10 Mindanao power coops face ‘supply cut-off’ PDF Print E-mail
Sunday, 20 October 2013 13:57

At least 10 electric cooperatives in Mindanao were included in the list of the country’s power cooperatives in danger of losing electricity supply for inefficiency in their operations.

Energy Secretary Carlos Jericho L. Petilla said that the liabilities of these electric cooperatives had been rising due to inefficiency in management and operations, and the non-payment of accounts due to the National Grid Corporation of the Philippines.

Among those from Mindanao include Davao Oriental Electric Cooperative Inc. ; Agusan del Sur Electric Cooperative Inc, .; First Bukidnon Electric Cooperative Inc.; and Misamis Occidental I Electric Cooperative Inc., Lanao del Sur Electric Cooperative Inc.; Basilan Electric Cooperative Inc.; Sulu Electric Cooperative Inc. ; Zamboanga del Sur II Electric Cooperative Inc.; Maguindanao Electric Cooperative Inc.; and Tawi-Tawi Electric Cooperative.

Also in the list are Camarines Sur Electric Cooperative I; Province of Siquijor Electric Cooperative Inc., Marinduque Electric Cooperative Inc.; Negros Oriental I Electric Cooperative Inc.; Quezon I Electric Cooperative Inc.; and Masbate Electric Cooperative Inc.; Kalinga Apayao Electric Cooperative Inc.

The assessment came after the government has intensified power supply disconnections of ailing cooperatives, Petilla added.

He said that the Albay Electric Cooperative (Aleco) and Camarines Sur Electric Cooperative III (Casureco III) were the first to be stricken off the grid by the National Grid Corporation of the Philippines (NGCP) due to unpaid bills.

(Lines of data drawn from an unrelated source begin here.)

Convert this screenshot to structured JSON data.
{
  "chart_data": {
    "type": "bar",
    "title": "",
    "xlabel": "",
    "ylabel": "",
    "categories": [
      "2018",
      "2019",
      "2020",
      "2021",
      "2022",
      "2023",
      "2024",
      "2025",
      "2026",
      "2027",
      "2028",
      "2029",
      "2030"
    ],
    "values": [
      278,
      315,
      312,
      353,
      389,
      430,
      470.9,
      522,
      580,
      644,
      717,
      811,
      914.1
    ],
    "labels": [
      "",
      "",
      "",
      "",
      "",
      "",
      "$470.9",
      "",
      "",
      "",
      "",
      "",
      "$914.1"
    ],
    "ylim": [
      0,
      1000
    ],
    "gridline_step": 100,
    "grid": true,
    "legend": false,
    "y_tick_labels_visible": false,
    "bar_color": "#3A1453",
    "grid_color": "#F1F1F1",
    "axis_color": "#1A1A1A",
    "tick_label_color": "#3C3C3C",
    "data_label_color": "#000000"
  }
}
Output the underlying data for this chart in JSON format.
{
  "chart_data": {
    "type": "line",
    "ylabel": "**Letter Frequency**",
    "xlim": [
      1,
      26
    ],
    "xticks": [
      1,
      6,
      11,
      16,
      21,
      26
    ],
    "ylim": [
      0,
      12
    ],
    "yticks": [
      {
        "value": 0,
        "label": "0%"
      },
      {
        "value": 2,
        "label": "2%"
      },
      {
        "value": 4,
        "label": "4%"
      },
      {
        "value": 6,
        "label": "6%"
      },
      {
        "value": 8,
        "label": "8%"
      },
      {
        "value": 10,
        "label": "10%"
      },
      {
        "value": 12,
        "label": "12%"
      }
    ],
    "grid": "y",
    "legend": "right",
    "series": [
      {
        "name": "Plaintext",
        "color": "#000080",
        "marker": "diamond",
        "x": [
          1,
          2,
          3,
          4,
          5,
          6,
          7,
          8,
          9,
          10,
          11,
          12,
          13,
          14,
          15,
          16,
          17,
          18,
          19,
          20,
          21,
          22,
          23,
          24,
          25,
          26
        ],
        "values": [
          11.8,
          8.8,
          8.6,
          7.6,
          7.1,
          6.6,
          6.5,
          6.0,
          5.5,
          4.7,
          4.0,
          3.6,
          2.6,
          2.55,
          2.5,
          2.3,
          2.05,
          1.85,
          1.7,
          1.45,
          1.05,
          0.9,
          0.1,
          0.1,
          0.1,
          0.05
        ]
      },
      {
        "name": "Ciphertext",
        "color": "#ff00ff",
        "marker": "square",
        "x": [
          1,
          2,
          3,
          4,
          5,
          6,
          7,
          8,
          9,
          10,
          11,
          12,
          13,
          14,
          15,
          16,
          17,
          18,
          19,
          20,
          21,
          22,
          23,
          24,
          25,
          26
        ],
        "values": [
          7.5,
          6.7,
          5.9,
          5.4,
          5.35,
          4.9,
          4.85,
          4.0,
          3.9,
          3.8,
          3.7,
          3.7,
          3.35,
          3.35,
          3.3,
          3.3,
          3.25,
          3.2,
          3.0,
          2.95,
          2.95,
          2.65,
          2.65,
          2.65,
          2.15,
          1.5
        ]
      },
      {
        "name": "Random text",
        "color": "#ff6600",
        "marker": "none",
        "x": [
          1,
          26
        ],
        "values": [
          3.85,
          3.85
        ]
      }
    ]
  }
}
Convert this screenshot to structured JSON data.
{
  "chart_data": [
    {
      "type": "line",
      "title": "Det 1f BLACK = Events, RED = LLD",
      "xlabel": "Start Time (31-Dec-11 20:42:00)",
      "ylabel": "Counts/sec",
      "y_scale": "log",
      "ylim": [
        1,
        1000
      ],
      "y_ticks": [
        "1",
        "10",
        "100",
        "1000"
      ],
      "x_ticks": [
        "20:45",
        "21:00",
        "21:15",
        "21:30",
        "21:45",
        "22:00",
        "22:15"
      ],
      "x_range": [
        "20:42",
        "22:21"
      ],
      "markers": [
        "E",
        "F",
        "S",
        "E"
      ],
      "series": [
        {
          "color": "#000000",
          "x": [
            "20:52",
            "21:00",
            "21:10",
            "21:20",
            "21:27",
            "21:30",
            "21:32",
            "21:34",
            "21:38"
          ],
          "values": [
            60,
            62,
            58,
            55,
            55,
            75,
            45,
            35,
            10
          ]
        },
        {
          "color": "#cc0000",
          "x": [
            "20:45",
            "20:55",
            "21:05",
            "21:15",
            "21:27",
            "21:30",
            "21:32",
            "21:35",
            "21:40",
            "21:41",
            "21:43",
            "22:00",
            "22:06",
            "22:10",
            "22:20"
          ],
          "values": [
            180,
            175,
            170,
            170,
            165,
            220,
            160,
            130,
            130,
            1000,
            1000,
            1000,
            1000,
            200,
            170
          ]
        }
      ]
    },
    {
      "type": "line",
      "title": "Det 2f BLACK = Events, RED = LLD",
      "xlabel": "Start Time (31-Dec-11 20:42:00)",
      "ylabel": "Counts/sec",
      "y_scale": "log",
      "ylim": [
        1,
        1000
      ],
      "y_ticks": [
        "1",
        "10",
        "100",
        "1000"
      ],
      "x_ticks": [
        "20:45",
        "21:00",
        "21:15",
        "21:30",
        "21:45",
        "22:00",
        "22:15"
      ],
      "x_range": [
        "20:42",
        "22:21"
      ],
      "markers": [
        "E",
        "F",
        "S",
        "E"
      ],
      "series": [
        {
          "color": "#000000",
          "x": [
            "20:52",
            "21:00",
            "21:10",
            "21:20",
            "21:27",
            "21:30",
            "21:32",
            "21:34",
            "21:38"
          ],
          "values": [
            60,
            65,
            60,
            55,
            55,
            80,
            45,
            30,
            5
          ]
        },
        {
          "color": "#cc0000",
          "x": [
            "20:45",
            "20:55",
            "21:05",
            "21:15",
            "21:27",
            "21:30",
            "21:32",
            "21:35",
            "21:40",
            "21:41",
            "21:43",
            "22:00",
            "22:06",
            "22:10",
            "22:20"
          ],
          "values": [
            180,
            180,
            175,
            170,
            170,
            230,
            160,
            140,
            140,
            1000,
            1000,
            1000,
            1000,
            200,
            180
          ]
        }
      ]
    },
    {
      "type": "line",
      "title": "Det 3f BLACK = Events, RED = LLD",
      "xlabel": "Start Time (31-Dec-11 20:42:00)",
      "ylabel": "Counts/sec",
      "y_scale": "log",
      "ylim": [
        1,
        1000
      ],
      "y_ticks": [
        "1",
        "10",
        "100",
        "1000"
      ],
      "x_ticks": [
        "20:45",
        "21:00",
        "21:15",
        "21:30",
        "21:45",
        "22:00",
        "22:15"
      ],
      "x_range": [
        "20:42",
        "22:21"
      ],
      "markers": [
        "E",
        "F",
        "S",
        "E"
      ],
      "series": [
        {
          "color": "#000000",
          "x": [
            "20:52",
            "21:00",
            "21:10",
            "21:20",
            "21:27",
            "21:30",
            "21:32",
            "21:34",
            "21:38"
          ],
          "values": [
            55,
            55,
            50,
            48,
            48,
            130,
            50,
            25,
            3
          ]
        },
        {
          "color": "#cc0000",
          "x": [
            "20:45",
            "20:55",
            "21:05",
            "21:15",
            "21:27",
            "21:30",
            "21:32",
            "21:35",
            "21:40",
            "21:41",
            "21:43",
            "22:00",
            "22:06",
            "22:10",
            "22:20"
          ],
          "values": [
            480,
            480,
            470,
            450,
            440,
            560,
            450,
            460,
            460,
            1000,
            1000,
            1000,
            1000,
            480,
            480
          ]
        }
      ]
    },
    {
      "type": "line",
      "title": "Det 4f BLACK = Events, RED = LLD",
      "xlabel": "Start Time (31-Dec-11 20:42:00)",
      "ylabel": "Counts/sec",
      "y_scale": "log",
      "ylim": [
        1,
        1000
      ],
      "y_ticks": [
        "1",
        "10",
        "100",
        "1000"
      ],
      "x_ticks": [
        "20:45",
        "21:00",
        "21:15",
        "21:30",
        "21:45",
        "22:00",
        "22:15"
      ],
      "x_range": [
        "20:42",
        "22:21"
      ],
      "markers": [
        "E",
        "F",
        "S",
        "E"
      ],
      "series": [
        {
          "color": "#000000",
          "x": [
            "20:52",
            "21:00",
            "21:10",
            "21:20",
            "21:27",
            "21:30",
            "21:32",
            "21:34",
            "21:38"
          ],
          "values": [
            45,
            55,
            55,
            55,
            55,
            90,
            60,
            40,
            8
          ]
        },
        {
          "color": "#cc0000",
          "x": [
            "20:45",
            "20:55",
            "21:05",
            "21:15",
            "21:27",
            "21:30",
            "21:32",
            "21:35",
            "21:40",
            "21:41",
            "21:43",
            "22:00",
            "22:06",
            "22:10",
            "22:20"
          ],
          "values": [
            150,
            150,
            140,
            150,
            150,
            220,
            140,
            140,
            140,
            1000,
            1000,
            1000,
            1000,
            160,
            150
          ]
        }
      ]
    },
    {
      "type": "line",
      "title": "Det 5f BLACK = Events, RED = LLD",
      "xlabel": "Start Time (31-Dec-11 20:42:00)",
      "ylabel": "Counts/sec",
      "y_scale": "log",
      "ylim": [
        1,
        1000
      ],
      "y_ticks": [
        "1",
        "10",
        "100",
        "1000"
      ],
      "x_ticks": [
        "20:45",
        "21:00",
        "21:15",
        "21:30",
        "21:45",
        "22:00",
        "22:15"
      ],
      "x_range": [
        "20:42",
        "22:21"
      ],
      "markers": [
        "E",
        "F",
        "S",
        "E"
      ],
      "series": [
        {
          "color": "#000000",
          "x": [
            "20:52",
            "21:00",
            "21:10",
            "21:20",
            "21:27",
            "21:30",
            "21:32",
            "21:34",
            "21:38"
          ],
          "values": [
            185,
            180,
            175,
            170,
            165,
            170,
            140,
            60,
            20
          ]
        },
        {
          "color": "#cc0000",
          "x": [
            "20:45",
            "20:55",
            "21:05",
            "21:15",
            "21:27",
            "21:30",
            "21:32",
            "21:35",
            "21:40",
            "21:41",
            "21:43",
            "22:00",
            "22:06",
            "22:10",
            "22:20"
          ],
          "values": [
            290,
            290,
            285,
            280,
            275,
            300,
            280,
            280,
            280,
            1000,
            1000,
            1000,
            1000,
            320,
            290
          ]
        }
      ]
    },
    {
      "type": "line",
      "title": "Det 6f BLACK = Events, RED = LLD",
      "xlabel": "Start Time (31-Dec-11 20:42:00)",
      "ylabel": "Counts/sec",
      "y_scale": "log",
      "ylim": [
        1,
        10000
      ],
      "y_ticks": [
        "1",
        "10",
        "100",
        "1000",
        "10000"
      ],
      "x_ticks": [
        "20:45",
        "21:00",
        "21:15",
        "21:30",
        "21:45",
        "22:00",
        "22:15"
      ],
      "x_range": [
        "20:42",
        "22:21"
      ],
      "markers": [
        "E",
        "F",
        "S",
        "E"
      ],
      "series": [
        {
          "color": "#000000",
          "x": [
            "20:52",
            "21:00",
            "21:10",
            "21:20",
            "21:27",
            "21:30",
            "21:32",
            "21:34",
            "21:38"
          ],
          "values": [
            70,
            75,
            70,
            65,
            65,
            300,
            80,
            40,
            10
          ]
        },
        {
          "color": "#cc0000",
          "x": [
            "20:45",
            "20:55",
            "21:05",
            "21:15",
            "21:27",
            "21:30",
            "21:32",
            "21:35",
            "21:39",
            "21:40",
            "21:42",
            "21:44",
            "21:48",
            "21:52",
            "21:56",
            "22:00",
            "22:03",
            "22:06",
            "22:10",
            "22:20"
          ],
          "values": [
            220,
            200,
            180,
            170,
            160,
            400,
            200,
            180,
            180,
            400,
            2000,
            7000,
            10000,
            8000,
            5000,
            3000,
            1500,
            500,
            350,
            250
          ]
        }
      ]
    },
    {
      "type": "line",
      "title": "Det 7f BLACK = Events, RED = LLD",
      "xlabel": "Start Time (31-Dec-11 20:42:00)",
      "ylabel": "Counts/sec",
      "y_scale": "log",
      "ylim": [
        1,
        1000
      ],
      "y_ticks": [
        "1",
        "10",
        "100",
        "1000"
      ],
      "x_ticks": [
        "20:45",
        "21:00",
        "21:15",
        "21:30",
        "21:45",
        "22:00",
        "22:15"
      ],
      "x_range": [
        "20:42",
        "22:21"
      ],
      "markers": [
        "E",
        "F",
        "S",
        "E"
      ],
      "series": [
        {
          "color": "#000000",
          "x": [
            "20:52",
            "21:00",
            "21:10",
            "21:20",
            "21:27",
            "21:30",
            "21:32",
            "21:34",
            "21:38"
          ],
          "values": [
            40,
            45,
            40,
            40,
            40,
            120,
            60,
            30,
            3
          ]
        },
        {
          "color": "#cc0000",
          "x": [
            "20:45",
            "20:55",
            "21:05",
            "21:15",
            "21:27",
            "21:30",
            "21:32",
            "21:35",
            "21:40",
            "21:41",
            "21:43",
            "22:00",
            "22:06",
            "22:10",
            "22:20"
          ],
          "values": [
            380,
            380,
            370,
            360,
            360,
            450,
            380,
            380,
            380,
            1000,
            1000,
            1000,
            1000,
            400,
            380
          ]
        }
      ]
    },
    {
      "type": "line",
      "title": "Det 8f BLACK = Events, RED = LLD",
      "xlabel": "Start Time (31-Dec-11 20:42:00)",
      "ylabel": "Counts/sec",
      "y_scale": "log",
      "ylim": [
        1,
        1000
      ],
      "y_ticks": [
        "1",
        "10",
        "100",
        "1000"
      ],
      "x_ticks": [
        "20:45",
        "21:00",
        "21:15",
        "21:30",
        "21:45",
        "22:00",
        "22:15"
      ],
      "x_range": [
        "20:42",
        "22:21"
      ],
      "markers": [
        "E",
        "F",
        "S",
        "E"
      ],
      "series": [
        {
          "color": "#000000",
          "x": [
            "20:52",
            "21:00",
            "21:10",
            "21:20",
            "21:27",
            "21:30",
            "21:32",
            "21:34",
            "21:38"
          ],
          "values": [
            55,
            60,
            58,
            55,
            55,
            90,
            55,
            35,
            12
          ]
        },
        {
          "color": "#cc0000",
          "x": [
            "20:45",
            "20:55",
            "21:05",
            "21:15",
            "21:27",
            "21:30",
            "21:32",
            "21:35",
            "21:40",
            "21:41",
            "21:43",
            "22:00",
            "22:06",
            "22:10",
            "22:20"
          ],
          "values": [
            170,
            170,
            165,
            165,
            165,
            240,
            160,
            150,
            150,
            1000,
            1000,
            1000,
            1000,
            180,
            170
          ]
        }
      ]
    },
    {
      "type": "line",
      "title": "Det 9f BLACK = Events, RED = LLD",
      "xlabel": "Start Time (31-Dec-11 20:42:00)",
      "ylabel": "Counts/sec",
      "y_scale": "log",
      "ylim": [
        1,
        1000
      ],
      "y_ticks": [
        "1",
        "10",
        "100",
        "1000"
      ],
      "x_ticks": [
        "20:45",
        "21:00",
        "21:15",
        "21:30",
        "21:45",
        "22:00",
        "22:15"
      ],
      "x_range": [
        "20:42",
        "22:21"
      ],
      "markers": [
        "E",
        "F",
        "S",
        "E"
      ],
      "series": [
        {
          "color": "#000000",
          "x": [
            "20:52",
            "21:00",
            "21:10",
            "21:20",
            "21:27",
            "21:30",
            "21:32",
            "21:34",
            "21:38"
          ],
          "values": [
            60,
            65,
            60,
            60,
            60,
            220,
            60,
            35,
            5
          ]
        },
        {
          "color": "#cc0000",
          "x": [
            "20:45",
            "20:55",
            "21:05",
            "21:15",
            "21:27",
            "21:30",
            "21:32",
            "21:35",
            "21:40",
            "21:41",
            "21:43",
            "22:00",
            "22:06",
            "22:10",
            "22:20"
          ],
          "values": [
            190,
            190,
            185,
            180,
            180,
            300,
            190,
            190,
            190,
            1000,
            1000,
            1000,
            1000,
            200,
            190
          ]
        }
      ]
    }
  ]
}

Petilla also hinted that next on the chopping block is the Northern Samar Electric Cooperative Inc. (Norsamelco).

He stressed though that options are being explored – including plans for the National Electrification Administration (NEA) to invoke ‘step-in rights’ and for Norsamelco to be eventually offered for an investment management contract (IMC) with interested takers.

In a presentation to the media, NEA Deputy Administrator for Electric Distribution Utilities Services Edgardo R. Piamonte noted that out of the 114 ECs in the country, 18 have been posting net loss and labelled as ailing power utilities.

There had been a sudden rise in the electricity service cutoff this year following the industry’s tighter policy on collections of arrears from defaulting electric cooperatives and other distribution utilities.

The most-hyped power interruption was that of Albay Electric Cooperative (ALECO) because of its P4.0 billion worth of debts to power suppliers and service providers.

Since then, its privatization has been fast-tracked with the San Miguel group coming in as its “savior” via a 25-year concession agreement.

According to Piamonte, the general policy enforced on these ailing ECs would be to provide them “180 to 365 days to improve” – and they could either draw performance commitment contractor come up with a work program.

For ECs to be labeled as ‘ailing’, the NEA official explained that they could be saddled with dilemmas such as: high system loss; low collection efficiency; posting an operating loss and with huge liabilities and negative net worth.

They could also be suffering from institutional problems of governance; consumer per employee ratio; and may also be failing in adhering to policies.